The religious right had its glory days in the 1970s and ’80s, and is driven by personalities rather than institutions. Given the questionable things Pat Robertson does, it seems to be sputtering out, and has largely been co-opted by the Republican Party anyway. Also, voters on the religious right can be fickle. Although they may be aligned with the CP or the Republicans, they may decide on a whim not to vote, or that they shouldn’t be engaged in politics at all. As Samuel Francis explains in Revolution from the Middle:
The real problem with the religious right is that, in the long run, its religious vehicle won’t carry it home. If it ever ended abortion, restored school prayer, outlawed sodomy and banned pornography, I suspect, most of its followers would simply declare victory and retire. But having accomplished all of that, the Christian right would have done absolutely nothing to strip the federal government of the power it has seized throughout this century, . . . prevent the inundation of the country by anti-Western immigrants, stop the cultural and racial dispossession of the historic people, or resist the absorption of the American nation into a multicultural and multiracial globalist regime. Indeed, the Christian Right for the most part doesn’t care about these issues or even perceive them as issues, and in so far as it does, it not infrequently lines up on the wrong side of them.
For all its faults, the religious right does offer great opportunities to the movement in terms of coalition building. It has also set an example of dedication to its causes that nationalists would do well to emulate. The religious right is constantly ostracized and publicly ridiculed for its beliefs yet doggedly pursues its goals. Its members have dramatically changed the shape of the Republican Party. They have gotten their own candidates elected to high office, and Republicans now have to take their views into consideration.
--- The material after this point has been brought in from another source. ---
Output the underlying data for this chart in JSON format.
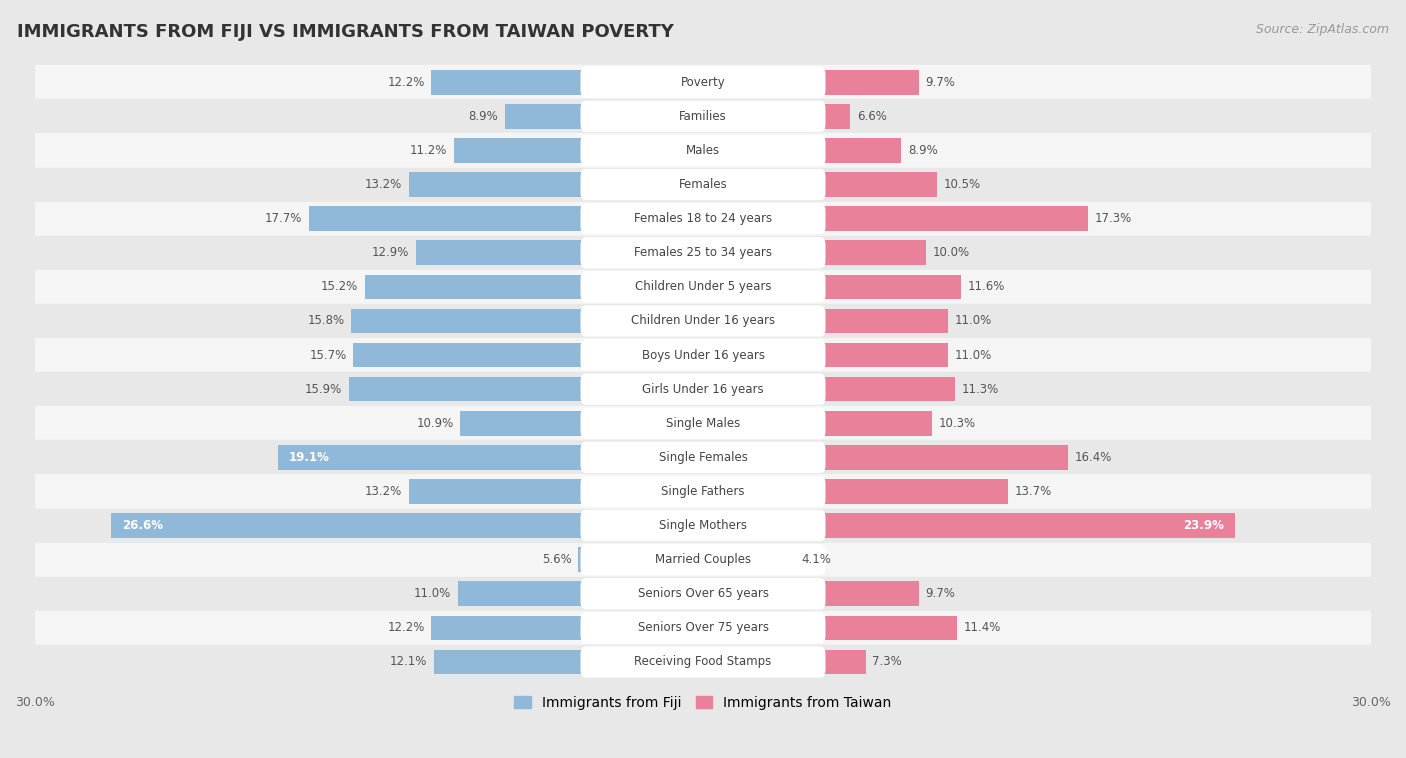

In the matter of coalition building, millions of conservative and religious whites could be drawn to the nationalist movement if offered a more compelling political viewpoint. For example, one group, which provides Biblical answers to Christians on the need for immigration reform, is Jim Robb’s organization, Evangelicals for Immigration Reform. Many more members of the religious right could be receptive to a nationalist message if approached in the right way.
While racialist and nationalist Christians need to find a better framework and vocabulary for their views, agnostic and atheistic racialists could find much to learn from the example of the religious right. When encouraged not to lead a hermit-like existence, the religious right has a strong ability to confront tough social issues in a very public and brazen way. Its people are always willing to talk about their issues anywhere and at any time, when others would be embarrassed. In so doing, they are continually finding converts. They have been the “shock troops” of the conservative movement for a long time. There are few other groups on the right that devote as much time as they do to advancing a cause they believe in. Whites need to understand that their racial cause is morally justified, and if the religious right grasps that idea it will be a tenacious advocate.
As a practical matter, people from the religious right show up at campaign headquarters to do the grunt work others disdain. They are good, hard-working, cheerful people, and are greatly appreciated on campaigns (even if some of them love to talk at length about religion while stuffing envelopes). You don’t have to beg them to volunteer. I wish an equal number of, say, immigration reform activists showed up to volunteer, but they do not. Christian activists help candidates get elected through volunteer work and donations, and that in turn gets repaid with staff appointments, and advancement of their political issues. It is through its own efforts that the religious right has gained influence.
Another lesson for racialists to learn from religious activists is that they persisted despite tremendous opposition from the media and even from the Republican Party itself. When the movement became more active in the late ’70s and ’80s, it began a strategy of slowly taking over Republican positions. Its people ran for school board, for county Republican officers, for RNC delegate, and so forth. They encountered heavy resistance from establishment Republicans, but prevailed due to their tenacity.
This approach increased greatly after Pat Robertson ran for President in the Republican primary in 1988. While he did not get the nomination, he ended up using his run as a vehicle to create the Christian Coalition (CC). This group in its heyday consisted of volunteers around the country who would distribute flyers and leaflets “rating” candidates. While the Christian Coalition was a bit crude and unsophisticated at first, it grew into a very savvy operation when Pat Robertson replaced himself with the slick operator Ralph Reed. The CC is now only a shell of what it once was, but it should serve as an example of what a committed group can do in the face of fierce, hostile opposition. It has not achieved all its goals, but it has accomplished far more through politics than it ever would have if its members had just stayed home.
Even though the CC is virtually gone, there are still millions of white Christian Americans who are waiting to hear the good news about white nationalism and why it is morally compatible with their faith. Whites do not have to jettison religion to accommodate racialism. All we lack is a kind of “American Renaissance” of the faith to lead us out of the spiritual quagmire. Religion and race can, and should be, mutually reinforcing. We are stronger together than we can ever be separately.